The last strands of netting fell away, and Bront surged to his feet, shaking himself like he’d just emerged from water. All six eyes blazed with protective fury as he pressed against her leg. A deep growl rumbled from his chest, but he stayed put, shielding her with his bulk.
She urged him back into the bushes with her, then automatically reached for her camera. Through the lens, she captured Thorn in all his wild glory—horns catching the sunlight as he spun, hooves striking sparks from stone, muscles coiled with deadly grace. He wasn’t just fighting. He was defending his home, everything he loved, and the raw power of it stole her breath.
Each frame caught another moment of fierce beauty: Thorn’s face twisted in righteous anger, his tail lashing like a whip, the way he moved like a force of nature itself. Even in the chaos, something inside her recognized the privilege of witnessing this—of seeing him unleashed, magnificent and terrible all at once.
The last poacher crumpled under Thorn’s fist. The man hit the ground with a dull thud, joining his companions in a heap of groaning bodies. Her hands shook as she lowered the camera, adrenaline still coursing through her veins.
His chest heaved as he bound the men with their own rope, his movements precise despite the blood streaking his muscled arms. When he finally straightened and turned toward her, the camera slipped from her fingers, dangling forgotten around her neck as she ran to him. Her arms wrapped around his waist, face pressing into the solid wall of his chest. His whole body went rigid at her touch, but she held on, breathing in the wild earthy scent of him.

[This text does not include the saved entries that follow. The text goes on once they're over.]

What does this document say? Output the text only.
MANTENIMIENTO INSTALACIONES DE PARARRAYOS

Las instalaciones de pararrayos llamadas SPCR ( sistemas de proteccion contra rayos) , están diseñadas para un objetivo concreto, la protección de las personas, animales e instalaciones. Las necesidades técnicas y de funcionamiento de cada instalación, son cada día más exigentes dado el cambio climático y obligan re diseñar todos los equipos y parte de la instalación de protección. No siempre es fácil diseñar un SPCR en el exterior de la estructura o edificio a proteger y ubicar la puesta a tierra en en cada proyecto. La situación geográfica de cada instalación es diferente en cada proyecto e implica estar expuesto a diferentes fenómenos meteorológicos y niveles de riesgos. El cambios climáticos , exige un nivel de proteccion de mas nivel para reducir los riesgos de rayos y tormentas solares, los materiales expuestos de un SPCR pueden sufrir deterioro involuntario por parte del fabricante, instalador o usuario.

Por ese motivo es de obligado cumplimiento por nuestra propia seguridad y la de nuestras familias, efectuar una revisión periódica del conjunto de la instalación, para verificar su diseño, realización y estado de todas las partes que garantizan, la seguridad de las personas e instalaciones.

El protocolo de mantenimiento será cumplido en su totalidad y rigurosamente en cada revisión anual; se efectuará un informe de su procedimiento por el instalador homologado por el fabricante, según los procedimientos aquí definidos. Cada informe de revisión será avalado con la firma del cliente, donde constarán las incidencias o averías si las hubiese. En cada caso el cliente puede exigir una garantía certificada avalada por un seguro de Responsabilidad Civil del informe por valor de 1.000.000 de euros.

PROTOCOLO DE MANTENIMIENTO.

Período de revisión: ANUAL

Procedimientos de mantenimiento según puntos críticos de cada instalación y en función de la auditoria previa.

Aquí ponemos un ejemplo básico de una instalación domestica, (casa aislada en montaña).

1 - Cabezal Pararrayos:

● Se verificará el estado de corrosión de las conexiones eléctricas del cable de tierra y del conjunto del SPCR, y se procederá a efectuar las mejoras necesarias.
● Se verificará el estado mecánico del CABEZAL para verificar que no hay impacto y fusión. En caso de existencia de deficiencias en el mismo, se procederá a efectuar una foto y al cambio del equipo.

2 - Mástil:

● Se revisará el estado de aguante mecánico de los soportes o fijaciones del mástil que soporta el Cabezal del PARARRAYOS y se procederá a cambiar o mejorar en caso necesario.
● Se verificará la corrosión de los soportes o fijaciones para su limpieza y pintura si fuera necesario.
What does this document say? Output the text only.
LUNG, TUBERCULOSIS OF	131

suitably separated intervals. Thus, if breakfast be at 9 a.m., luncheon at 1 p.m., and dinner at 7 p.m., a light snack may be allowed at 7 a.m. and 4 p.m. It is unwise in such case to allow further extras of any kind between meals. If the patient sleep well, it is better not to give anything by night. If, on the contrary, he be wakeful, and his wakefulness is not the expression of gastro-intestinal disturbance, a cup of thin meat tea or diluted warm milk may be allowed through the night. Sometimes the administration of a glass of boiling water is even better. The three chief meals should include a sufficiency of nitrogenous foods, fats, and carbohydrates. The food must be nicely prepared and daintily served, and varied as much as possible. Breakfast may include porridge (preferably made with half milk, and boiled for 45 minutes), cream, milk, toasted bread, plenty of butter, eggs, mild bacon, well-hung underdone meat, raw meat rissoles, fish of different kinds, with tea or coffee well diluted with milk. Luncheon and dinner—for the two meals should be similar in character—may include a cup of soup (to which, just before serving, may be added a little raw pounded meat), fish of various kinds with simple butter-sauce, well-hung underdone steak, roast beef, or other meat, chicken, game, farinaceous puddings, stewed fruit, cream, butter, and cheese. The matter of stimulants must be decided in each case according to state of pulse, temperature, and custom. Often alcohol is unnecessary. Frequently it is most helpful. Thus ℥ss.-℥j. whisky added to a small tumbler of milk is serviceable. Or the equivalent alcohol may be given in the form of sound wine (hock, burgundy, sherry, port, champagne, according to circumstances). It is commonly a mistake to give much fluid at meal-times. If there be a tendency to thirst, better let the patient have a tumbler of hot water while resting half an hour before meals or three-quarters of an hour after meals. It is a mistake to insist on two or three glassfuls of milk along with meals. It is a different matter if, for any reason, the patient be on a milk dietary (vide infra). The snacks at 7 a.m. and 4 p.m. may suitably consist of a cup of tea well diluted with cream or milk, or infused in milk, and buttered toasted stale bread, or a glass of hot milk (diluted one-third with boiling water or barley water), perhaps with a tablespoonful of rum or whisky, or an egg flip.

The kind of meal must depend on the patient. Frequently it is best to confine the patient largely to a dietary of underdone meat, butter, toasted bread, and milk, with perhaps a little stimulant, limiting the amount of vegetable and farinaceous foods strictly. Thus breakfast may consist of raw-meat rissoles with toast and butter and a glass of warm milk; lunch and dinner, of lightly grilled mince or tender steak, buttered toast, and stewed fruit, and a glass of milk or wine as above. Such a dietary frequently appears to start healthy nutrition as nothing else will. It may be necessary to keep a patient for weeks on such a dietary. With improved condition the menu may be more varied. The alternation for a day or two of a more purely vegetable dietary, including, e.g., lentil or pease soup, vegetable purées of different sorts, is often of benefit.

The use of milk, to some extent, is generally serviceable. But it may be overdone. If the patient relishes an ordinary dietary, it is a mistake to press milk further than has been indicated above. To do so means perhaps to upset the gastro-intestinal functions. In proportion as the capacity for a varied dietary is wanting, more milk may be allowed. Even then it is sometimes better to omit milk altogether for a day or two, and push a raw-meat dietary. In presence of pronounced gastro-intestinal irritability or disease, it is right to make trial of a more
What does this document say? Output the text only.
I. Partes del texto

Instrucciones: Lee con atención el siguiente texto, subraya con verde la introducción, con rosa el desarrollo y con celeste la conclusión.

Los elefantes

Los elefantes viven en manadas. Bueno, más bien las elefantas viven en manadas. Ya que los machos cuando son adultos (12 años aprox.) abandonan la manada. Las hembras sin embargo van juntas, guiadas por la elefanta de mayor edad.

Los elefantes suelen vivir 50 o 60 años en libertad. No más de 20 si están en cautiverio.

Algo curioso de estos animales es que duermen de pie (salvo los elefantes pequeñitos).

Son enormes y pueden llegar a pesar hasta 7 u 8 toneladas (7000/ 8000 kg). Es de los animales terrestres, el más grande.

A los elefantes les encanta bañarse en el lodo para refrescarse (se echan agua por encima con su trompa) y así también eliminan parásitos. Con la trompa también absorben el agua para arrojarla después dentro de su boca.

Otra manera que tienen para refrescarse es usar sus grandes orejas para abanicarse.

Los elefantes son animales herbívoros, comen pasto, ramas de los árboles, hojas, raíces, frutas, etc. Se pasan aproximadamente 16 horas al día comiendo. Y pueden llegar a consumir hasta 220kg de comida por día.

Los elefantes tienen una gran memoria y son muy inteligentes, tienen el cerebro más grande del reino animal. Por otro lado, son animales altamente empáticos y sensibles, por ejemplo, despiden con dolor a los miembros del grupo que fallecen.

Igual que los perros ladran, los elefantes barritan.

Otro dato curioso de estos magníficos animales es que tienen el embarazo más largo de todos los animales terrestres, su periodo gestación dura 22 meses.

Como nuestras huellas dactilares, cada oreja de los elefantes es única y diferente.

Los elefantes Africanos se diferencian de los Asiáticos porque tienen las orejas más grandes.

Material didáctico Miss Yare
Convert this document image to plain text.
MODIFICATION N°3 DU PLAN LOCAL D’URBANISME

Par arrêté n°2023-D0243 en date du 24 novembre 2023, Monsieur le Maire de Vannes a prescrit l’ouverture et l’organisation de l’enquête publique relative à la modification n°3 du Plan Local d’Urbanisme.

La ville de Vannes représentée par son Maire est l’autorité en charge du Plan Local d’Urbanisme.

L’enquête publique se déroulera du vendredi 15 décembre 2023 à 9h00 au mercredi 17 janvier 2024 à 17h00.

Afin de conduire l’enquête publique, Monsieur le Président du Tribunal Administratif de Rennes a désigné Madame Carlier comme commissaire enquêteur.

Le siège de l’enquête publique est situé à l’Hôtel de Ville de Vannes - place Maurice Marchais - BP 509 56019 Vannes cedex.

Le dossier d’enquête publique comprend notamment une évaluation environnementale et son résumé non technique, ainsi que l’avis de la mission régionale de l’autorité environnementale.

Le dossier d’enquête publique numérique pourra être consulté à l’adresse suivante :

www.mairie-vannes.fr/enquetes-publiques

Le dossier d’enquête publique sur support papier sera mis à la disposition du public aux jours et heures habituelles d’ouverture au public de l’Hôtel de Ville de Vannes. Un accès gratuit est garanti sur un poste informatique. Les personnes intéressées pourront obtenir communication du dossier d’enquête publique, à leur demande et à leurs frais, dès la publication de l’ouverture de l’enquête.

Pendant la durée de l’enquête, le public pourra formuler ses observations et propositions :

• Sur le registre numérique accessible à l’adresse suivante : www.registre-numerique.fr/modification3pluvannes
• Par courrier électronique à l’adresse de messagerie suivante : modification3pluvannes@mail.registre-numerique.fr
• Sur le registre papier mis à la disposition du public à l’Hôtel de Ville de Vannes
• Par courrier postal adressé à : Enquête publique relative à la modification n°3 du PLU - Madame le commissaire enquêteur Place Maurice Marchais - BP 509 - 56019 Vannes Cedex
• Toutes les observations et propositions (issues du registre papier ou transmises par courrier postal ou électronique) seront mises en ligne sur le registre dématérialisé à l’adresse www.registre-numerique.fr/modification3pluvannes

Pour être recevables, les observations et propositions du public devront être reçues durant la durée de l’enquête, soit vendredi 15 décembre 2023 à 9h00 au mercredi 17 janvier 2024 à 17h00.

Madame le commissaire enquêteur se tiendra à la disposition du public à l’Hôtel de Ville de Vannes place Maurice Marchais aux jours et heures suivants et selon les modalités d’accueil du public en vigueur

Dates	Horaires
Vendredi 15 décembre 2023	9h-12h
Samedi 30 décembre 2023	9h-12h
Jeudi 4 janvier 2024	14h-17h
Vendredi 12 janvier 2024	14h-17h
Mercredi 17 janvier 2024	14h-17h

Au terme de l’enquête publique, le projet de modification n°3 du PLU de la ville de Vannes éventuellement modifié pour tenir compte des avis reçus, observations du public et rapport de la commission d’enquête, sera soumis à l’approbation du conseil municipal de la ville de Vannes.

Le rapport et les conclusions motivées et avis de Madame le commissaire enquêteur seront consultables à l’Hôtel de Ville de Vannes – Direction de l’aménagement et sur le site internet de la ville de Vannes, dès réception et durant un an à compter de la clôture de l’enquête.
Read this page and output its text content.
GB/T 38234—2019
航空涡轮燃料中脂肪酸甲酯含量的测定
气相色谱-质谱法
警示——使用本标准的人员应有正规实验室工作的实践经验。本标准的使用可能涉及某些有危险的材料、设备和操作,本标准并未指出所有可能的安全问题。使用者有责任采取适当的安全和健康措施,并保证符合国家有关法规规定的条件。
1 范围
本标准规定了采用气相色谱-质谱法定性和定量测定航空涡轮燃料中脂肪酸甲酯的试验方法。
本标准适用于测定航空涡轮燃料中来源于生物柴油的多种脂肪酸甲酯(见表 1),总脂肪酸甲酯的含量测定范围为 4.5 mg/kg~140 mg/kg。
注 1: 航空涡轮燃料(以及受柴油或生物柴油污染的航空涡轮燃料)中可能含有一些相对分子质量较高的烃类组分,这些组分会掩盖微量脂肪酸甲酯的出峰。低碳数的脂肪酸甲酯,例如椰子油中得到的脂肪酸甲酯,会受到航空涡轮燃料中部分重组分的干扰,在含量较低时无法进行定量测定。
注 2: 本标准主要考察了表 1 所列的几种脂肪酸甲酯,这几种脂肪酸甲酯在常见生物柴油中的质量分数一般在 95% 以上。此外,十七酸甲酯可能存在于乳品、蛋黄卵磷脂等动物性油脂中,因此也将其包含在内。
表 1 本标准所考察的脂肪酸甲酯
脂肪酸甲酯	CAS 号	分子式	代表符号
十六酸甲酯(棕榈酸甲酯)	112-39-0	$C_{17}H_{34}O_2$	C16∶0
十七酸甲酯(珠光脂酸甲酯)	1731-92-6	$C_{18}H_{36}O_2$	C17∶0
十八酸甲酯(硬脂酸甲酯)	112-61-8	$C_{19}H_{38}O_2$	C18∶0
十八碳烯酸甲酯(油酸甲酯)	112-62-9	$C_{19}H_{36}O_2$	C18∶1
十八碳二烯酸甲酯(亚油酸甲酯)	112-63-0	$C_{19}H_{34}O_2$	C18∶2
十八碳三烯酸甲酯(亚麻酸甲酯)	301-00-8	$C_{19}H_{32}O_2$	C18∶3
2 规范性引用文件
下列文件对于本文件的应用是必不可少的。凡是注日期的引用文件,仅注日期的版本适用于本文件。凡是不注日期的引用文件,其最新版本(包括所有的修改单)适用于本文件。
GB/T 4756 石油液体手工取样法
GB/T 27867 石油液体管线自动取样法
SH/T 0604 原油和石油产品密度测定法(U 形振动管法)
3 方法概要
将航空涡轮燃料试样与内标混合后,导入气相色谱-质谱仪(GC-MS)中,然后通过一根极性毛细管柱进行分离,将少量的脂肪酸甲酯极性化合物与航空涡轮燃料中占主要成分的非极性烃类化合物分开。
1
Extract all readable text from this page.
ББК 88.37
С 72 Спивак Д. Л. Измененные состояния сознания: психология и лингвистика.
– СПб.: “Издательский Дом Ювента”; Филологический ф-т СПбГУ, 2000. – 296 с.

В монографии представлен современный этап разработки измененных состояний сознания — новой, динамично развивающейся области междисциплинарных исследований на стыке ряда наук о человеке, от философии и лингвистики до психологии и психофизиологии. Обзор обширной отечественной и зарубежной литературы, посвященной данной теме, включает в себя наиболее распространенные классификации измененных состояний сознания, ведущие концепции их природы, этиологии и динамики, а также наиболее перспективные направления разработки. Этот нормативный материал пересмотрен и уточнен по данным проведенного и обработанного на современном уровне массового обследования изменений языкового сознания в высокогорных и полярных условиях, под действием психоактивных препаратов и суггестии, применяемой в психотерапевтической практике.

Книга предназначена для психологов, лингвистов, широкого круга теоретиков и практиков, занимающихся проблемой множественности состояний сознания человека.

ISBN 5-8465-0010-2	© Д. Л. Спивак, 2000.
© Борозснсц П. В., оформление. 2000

Then slowly, like ice melting in spring, he softened. His arms wrapped around her, pulling her closer. Bront’s warm bulk pressed against their legs, his three heads nudging their hips with worried whines.
The world narrowed to this moment—the steady thud of Thorn’s heart against her cheek, the gentle rise and fall of his chest, the way his fingers trembled slightly as they brushed through her hair.
“Thank you,” he murmured, his deep voice rough with emotion. The words rumbled through his chest and into her bones.
She smiled against his skin, tightening her grip. Her heart beat in perfect time with his, relief washing through her in waves. They were safe. They were together. Nothing else mattered.